Я положил трубку и набрал номер Гали.
Там долго не снимали. Наверное, Галя стояла подбоченясь над трезвонящим телефоном и хихикала. Потом сняла трубку и произнесла с иностранным акцентом:
– Хелло…у, – и при этом, должно быть, высокомерно посмотрела на себя в зеркало.
– Вот бросит он тебя, куда денешься? – спросил я.
– А кто это? – без иностранного акцента спросила Галя.
– Спрашиваю я. Куда ты денешься, если Вячек действительно тебя бросит?
Галя оробела. Наверное, ей показалось, что звонит кто-то важный из канцелярии Высшей Справедливости.
– Куда все, туда и я, – ответила Галя.
– Все работают.
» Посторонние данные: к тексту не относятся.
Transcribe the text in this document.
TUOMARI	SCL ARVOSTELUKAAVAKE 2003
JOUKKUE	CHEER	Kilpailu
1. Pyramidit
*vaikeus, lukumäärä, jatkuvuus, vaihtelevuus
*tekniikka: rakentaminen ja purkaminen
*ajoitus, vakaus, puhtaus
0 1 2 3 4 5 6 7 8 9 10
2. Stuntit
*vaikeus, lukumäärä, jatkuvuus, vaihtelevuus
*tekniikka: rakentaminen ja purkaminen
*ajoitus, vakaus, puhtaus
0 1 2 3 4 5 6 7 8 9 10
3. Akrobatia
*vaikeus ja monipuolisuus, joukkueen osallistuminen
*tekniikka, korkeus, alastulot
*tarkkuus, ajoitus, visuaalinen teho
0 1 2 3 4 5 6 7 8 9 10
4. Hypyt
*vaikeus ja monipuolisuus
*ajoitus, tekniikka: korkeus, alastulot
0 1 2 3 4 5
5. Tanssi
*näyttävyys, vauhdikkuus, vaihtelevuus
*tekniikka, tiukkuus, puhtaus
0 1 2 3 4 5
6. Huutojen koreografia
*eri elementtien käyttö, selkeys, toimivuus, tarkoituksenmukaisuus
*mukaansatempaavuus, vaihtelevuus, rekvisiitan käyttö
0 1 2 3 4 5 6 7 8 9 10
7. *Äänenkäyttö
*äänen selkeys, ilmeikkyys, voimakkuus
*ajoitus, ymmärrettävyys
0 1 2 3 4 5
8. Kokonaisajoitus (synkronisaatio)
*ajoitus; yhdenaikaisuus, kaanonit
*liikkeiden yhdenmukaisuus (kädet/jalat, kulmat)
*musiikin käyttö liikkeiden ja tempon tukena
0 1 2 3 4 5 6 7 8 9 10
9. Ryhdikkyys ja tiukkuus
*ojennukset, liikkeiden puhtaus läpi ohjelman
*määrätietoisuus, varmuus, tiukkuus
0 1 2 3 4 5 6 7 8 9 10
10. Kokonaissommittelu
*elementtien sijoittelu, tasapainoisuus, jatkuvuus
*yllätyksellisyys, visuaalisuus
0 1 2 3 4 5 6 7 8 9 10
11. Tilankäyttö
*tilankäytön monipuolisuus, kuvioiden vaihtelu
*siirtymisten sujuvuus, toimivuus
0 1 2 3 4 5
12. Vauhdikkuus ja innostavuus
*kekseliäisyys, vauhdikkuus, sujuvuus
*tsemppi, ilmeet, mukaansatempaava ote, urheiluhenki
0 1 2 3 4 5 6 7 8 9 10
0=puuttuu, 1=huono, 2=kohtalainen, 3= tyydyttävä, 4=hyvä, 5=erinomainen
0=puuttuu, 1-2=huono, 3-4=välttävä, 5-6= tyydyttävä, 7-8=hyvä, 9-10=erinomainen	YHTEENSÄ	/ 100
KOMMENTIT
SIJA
А ты работать не любишь.
– Я буду петь.
– Петь ты не умеешь.
Гале действительно все равно, что петь и как петь: сидя, лёжа или стоя на руках вниз головой.
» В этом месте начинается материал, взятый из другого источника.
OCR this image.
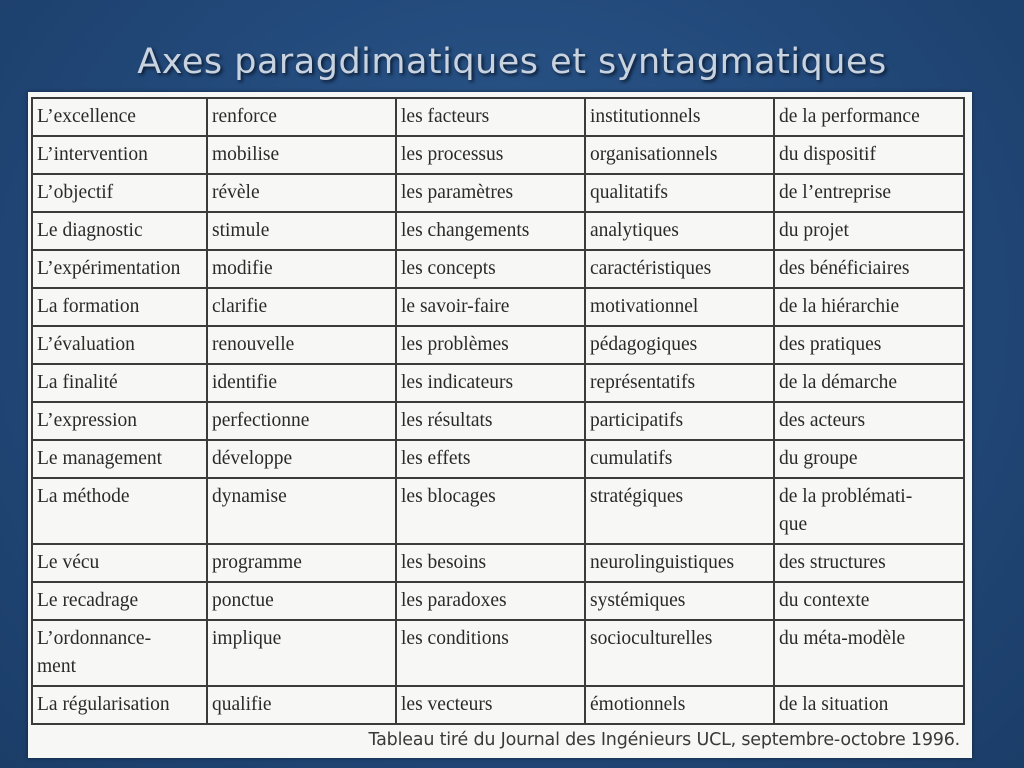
Axes paragdimatiques et syntagmatiques
L’excellence	renforce	les facteurs	institutionnels	de la performance
L’intervention	mobilise	les processus	organisationnels	du dispositif
L’objectif	révèle	les paramètres	qualitatifs	de l’entreprise
Le diagnostic	stimule	les changements	analytiques	du projet
L’expérimentation	modifie	les concepts	caractéristiques	des bénéficiaires
La formation	clarifie	le savoir-faire	motivationnel	de la hiérarchie
L’évaluation	renouvelle	les problèmes	pédagogiques	des pratiques
La finalité	identifie	les indicateurs	représentatifs	de la démarche
L’expression	perfectionne	les résultats	participatifs	des acteurs
Le management	développe	les effets	cumulatifs	du groupe
La méthode	dynamise	les blocages	stratégiques	de la problémati-
que
Le vécu	programme	les besoins	neurolinguistiques	des structures
Le recadrage	ponctue	les paradoxes	systémiques	du contexte
L’ordonnance-
ment	implique	les conditions	socioculturelles	du méta-modèle
La régularisation	qualifie	les vecteurs	émotionnels	de la situation
Tableau tiré du Journal des Ingénieurs UCL, septembre-octobre 1996.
Галя молчала, должно быть, раздумывала.
– Но я больше не могу, – сказала она упавшим голосом.
– Можешь.
Я положил трубку и пошёл досматривать свой сон.
За Галю и Вячика я был спокоен: сейчас они помирятся, потом опять поссорятся.
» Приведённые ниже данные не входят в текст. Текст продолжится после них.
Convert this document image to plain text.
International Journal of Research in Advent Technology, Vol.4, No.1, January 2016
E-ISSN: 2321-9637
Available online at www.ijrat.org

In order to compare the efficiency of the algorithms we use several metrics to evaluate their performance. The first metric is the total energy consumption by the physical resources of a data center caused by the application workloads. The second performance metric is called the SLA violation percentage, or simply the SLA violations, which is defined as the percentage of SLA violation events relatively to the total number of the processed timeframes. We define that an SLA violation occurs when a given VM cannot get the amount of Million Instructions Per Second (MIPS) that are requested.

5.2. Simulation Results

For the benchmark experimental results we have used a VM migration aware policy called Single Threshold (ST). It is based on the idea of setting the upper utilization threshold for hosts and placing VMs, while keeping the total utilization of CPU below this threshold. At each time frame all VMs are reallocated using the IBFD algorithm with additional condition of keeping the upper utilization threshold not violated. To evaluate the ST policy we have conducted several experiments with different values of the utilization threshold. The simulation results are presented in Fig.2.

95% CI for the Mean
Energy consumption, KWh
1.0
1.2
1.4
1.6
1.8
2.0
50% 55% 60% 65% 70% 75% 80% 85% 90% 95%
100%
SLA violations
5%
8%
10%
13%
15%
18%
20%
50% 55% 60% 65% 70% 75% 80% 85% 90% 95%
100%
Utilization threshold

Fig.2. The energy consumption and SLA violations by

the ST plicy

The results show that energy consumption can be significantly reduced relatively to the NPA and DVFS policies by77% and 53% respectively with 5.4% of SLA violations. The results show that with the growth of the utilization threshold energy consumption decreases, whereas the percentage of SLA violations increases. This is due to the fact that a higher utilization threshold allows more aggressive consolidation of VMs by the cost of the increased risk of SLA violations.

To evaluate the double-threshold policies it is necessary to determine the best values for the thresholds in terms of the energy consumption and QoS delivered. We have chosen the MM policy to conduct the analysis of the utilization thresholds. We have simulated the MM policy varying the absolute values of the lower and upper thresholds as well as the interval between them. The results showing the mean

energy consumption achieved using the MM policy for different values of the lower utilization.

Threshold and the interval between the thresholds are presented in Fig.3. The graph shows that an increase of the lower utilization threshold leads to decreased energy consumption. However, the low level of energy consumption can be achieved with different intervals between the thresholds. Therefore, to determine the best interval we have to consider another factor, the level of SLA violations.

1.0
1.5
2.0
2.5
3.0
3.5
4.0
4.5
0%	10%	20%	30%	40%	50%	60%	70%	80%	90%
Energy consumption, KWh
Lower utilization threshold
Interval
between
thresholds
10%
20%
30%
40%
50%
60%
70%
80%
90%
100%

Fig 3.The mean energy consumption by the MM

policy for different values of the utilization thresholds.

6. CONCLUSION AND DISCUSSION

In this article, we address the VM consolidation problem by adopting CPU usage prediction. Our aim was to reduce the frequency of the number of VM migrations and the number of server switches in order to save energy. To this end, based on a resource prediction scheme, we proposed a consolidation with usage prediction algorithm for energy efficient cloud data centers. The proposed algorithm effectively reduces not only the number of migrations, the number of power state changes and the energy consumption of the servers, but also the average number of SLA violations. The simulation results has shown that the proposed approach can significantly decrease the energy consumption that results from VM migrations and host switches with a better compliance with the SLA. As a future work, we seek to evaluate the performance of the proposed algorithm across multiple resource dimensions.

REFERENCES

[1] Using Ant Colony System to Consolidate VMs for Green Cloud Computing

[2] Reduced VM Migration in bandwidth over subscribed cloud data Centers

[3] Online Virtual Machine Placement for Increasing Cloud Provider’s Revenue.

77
Я лёг и закрыл глаза. Вернее, я лежал с открытыми глазами под опущенными веками.
Сейчас начало десятого. Мика сидит у себя в лаборатории, смотрит, прищурившись, в микроскоп и жалеет себя.
Я позвоню ей, она снимет трубку и отзовётся слабым, будто исплаканным голосом.
– Ты чего? – спрошу я.
– Я не спала, – скажет Мика и замолчит молчанием, исполненным достоинства.
– И напрасно, – скажу я. – Ночью надо спать.
Мы ходим вокруг до около, чтобы не говорить о главном. А главное в том, что мы не женимся.
А не женимся мы потому, что я не могу никому принадлежать дольше чем полтора часа в сутки. Когда истекают эти полтора часа, во мне развивается что-то вроде мании нетерпения. Мне хочется вскочить и бежать, как в атаку.
Мика – единственный человек, который меня не утомляет, потому что в ней идеально выдержаны пропорции ума и глупости. Я могу быть с ней три и даже четыре часа. Но ей нужны двадцать четыре часа, и ни секунды меньше. Она постоянно поругивает Вячика и как бы оттягивает меня от него, поскольку Вячик – мой друг. Она хочет, чтобы я принадлежал ей весь. И сейчас, сидя у себя в лаборатории, она бы разглядывала в микроскоп мой волос – каков он на срез: круглый или продолговатый…
– Вас к телефону, – позвала Шурочка.
Я знал, что это Мика. Когда я о ней думал, она это слышала, поскольку мысль материальна.
– Ты билет взял? – спросила Мика.
Она имела в виду билет на самолёт. Самолёт должен был переместить моё тело из Москвы на юг. Из весны в лето.
– Взял, – сказал я.
Мика молчала.
С одной стороны, она беспокоилась о моем здоровье и хотела, чтобы я отдохнул, чтобы дольше был живым и дольше любил её. С другой стороны, я уезжал и оставлял её без себя на двадцать четыре дня, и целых двадцать четыре дня её жизнь не имела никакого смысла и была ей в тягость.
Когда я уезжал на гастроли или в отпуск, Мика погружалась в стоячую глубину времени и существовала, как утопленница. Даже хуже, потому что утопленники ничего не чувствуют, а она страдала.
Мика любила меня из года в год, – изо дня в день с неослабевающей силой, будто внутри у неё был мотор, вечный двигатель, перпетуум-мобиле, и с ним ничего не происходило.
Сколько раз я ронял этот мотор, бил его, терял, но он не ржавел, не снашивался и не разбивался. Это было какое-то самозаряжающееся устройство.
– Жаль, что ты не можешь взять отпуск, – сказал я.
Мика не ответила. Жаль мне или нет – это не меняло дела. Я все равно уеду, а она все равно останется.
– Мне грустно, – сказала Мика.
– Нет, – ответил я. – Ты счастлива. Ты не понимаешь этого.
Страдание – оборотная сторона любви и, значит, тоже входит в комплекс «счастье».